As of September 30, 2010, Whitney Tilson’s hedge fund T2 Partners had over 2.75% of its long equity portfolio in small-cap specialty retailer dELiA*s (NASDAQ: DLIA). In fact, the company is so small that Tilson’s nearly $6 million position accounts for almost 10% of the company’s outstanding shares. At the close of trading on Thursday, DLIA had a market cap of just $62 million. While the last available 13-F for T2 discloses positions held at the end of September, there is no reason to believe that Tilson has divested, although he certainly could have. Either way, it certainly appears that the opportunity in DLIA is still very attractive.

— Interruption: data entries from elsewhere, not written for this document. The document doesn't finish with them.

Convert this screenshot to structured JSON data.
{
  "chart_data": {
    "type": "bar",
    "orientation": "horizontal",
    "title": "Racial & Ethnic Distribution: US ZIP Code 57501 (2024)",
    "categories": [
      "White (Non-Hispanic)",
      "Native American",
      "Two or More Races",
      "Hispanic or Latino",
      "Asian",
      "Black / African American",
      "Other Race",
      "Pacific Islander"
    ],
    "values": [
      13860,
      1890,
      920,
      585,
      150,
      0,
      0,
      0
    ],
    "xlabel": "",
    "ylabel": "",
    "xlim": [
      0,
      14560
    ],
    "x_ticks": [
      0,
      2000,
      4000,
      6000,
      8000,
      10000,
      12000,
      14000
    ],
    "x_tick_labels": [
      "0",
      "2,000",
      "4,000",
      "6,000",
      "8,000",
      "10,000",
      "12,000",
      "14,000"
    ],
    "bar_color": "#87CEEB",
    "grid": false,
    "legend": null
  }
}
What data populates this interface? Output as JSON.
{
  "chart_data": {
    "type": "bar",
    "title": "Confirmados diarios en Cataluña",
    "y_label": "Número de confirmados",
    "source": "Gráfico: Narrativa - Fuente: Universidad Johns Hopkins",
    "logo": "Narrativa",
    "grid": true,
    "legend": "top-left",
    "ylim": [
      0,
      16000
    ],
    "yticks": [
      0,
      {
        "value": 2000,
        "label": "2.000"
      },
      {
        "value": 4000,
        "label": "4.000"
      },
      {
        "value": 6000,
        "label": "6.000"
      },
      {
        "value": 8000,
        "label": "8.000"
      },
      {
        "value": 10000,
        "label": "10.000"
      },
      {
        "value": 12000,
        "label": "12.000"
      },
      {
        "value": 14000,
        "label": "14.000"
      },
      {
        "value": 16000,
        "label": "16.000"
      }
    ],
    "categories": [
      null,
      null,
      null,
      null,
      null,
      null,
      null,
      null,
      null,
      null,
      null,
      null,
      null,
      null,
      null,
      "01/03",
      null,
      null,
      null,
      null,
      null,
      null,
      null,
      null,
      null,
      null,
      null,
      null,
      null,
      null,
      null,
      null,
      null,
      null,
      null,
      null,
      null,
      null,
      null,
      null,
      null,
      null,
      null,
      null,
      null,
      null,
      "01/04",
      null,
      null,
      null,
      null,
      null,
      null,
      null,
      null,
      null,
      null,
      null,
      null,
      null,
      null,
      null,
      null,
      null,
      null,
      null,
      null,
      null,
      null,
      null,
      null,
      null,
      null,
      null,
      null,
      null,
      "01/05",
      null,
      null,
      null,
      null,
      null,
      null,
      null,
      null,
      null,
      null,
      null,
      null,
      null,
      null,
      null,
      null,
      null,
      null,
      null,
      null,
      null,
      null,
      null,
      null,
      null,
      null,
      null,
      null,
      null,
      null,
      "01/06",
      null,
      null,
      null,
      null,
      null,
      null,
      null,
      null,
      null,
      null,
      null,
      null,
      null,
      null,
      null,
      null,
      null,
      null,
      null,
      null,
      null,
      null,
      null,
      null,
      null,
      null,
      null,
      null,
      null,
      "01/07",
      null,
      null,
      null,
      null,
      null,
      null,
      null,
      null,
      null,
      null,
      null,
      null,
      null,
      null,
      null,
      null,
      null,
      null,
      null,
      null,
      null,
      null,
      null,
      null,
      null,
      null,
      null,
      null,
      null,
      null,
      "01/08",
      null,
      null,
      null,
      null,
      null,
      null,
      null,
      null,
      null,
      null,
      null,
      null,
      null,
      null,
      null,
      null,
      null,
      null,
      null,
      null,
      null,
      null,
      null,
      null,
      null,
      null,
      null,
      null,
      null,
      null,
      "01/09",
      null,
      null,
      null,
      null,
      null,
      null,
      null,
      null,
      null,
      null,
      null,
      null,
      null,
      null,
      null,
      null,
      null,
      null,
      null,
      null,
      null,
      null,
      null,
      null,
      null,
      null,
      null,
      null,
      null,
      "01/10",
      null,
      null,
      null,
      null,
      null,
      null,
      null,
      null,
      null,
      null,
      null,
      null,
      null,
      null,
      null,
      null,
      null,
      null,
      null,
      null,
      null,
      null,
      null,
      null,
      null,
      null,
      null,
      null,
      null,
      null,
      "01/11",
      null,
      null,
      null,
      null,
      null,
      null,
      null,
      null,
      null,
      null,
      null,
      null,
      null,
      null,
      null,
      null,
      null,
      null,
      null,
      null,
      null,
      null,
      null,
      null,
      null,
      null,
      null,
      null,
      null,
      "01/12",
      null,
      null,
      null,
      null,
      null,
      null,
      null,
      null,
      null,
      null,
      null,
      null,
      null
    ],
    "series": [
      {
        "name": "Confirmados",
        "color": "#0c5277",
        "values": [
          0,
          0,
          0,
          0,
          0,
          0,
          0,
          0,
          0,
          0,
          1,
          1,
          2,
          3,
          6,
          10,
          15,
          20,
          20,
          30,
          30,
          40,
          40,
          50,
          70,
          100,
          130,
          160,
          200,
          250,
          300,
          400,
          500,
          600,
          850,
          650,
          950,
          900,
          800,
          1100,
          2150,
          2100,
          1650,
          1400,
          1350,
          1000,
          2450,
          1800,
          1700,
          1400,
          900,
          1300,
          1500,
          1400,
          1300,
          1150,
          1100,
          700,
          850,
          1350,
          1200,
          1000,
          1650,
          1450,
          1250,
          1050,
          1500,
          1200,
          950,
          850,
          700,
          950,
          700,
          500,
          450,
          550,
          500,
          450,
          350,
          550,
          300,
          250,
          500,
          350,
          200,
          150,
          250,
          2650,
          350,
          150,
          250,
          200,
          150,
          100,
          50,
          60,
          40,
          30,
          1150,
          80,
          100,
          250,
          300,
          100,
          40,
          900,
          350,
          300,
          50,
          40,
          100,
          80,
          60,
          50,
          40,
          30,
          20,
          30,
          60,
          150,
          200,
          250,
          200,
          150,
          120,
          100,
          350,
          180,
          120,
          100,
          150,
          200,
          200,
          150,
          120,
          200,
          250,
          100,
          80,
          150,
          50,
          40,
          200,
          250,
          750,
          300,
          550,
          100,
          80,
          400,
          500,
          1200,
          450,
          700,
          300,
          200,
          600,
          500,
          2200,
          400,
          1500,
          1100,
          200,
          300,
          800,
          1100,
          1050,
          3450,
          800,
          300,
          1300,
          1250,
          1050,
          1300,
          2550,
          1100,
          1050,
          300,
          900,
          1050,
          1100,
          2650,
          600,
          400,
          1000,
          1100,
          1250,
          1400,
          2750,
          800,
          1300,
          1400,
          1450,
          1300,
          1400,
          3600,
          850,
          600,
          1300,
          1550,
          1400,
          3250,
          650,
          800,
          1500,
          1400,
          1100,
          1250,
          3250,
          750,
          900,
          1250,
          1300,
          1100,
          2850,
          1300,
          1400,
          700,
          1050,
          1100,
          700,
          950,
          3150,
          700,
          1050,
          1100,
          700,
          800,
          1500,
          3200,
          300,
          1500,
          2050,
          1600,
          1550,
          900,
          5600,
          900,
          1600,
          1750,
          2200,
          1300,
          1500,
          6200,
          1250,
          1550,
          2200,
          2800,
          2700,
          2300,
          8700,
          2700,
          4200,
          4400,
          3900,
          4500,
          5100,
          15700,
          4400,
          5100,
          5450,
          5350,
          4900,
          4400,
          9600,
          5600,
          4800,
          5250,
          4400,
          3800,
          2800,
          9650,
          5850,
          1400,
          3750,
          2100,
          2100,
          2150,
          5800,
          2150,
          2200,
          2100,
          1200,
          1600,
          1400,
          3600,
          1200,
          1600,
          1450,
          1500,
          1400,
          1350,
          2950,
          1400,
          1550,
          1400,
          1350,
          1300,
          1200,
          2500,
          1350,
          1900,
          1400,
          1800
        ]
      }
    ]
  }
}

At first glance, it might sound crazy that a prominent hedge fund manager like Tilson would be speculating in a penny stock like DLIA. Once you examine the numbers, however, it becomes obvious. You see, Tilson is a value manager to the core and based on his DLIA position, it is pretty obvious that he will pursue value no matter where he finds it. DLIA is trading well below book value, or what the company would fetch if it were liquidated. The shares are trading at $1.98 with a book value per share of $2.69.

Furthermore, dELiA*s has no long term debt and has grown its annual revenues each of the past five years. At the beginning of 2007, this was a $10 stock. While management has had a very difficult time executing in the current environment, notching a near $10 million net loss in the most recent quarter, this still remains a tremendous opportunity. The risk/reward in this name appears to be quite asymmetrical. On the one hand, DLIA has the potential upside of a speculative stock in that it is a small-cap company experiencing near-term operational problems whose stock price could soar if the company is able to return to profitability. On the other hand, DLIA is a deep value name with a large margin of safety. At current levels, investors can still be reasonably certain that they will get their money back even if the company were to liquidate tomorrow.